As Democrats become increasingly a party of the well educated and the affluent, some political scientists have predicted that they will cease to focus on lifting up working-class voters. It is, after all, Democrats who are voting to raise taxes on some of their own to pay for health care for people who vote for Republicans, who would take their health care away and lower taxes on the rich.

Ro Khanna, a Democratic congressman representing Silicon Valley, says that he detected from his constituents, who are among the wealthiest in the nation, no sense of a retrenchment on the priority of lessening inequality. “I think that most of the people who I represent understand that you can’t have a healthy economy if it is just based on the coasts,” he says. “If you do that, you are going to continue to have the divides we are seeing in this election over anti-immigration sentiment, anti-technology sentiment, and we can’t have a prosperous country if the economic inequality continues.”

As party strategists blame the so-called wokes for Democrats’ defeat, some center-left figures are going further and insisting that it is not just left-wing cultural politics that hurt the party but left-wing economics, too. Dmitri Mehlhorn, a Democratic strategist who, until recently, worked for the megadonor Reid Hoffman, puts the blame on the party’s defeat not just on “defund the police” rhetoric and lax border policy but Harris’s price-gouging proposal, which he says “offended the business community.”

Reines agrees: “The left took the wrong lesson from the 2016 primary. They somehow decided that it meant that the party needed to move even further left.”

Matt Bennett, the executive vice-president of Third Way, an avatar of the center-left politics, warns against a nakedly populist approach as Democrats think about 2028. “Populism is about two things: Who is the villain, and what is the offer?” he says. “And the reason that left-wing populism is weak sauce compared to right-wing populism is that the right wing has ignorant and stupid notions about how immigrants are stealing your jobs and bringing crime, and left-wing villains are oligarchs and corporations and it is just not as clear a set of villains — not when the guy we just elected is palling around with the richest man in the world.”

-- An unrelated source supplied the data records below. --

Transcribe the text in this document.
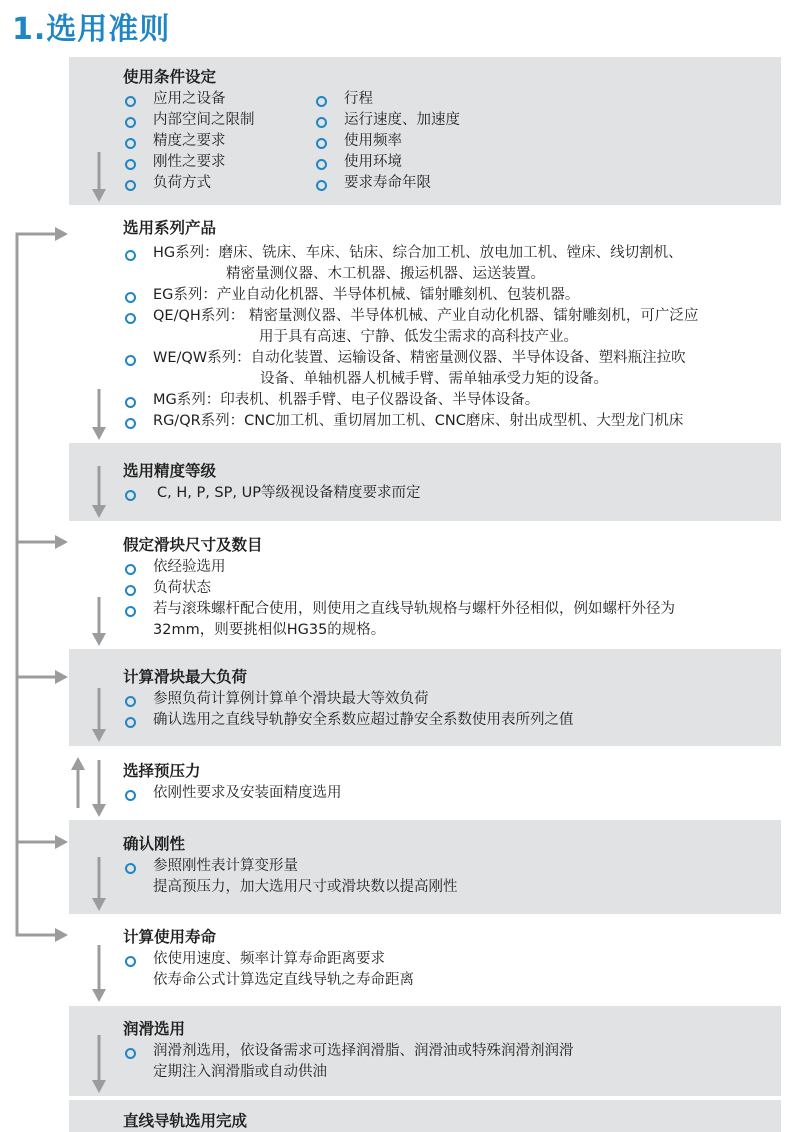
1.选用准则
使用条件设定
应用之设备
内部空间之限制
精度之要求
刚性之要求
负荷方式
行程
运行速度、加速度
使用频率
使用环境
要求寿命年限
选用系列产品
HG系列：磨床、铣床、车床、钻床、综合加工机、放电加工机、镗床、线切割机、
精密量测仪器、木工机器、搬运机器、运送装置。
EG系列：产业自动化机器、半导体机械、镭射雕刻机、包装机器。
QE/QH系列： 精密量测仪器、半导体机械、产业自动化机器、镭射雕刻机，可广泛应
用于具有高速、宁静、低发尘需求的高科技产业。
WE/QW系列：自动化装置、运输设备、精密量测仪器、半导体设备、塑料瓶注拉吹
设备、单轴机器人机械手臂、需单轴承受力矩的设备。
MG系列：印表机、机器手臂、电子仪器设备、半导体设备。
RG/QR系列：CNC加工机、重切屑加工机、CNC磨床、射出成型机、大型龙门机床
选用精度等级
C, H, P, SP, UP等级视设备精度要求而定
假定滑块尺寸及数目
依经验选用
负荷状态
若与滚珠螺杆配合使用，则使用之直线导轨规格与螺杆外径相似，例如螺杆外径为
32mm，则要挑相似HG35的规格。
计算滑块最大负荷
参照负荷计算例计算单个滑块最大等效负荷
确认选用之直线导轨静安全系数应超过静安全系数使用表所列之值
选择预压力
依刚性要求及安装面精度选用
确认刚性
参照刚性表计算变形量
提高预压力，加大选用尺寸或滑块数以提高刚性
计算使用寿命
依使用速度、频率计算寿命距离要求
依寿命公式计算选定直线导轨之寿命距离
润滑选用
润滑剂选用，依设备需求可选择润滑脂、润滑油或特殊润滑剂润滑
定期注入润滑脂或自动供油
直线导轨选用完成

For the left, those villains don’t only reside in the Republican Party.

“When have you ever seen this administration do anything to support any marginalized communities?” says Andrabi of Justice Democrats. “Instead, you see a party of, by, and for the elite, and we can’t deny that. Working-class people see that. We have politicians controlled by a consultant class, fighting on behalf of their biggest donors, and we are ready to take them out.”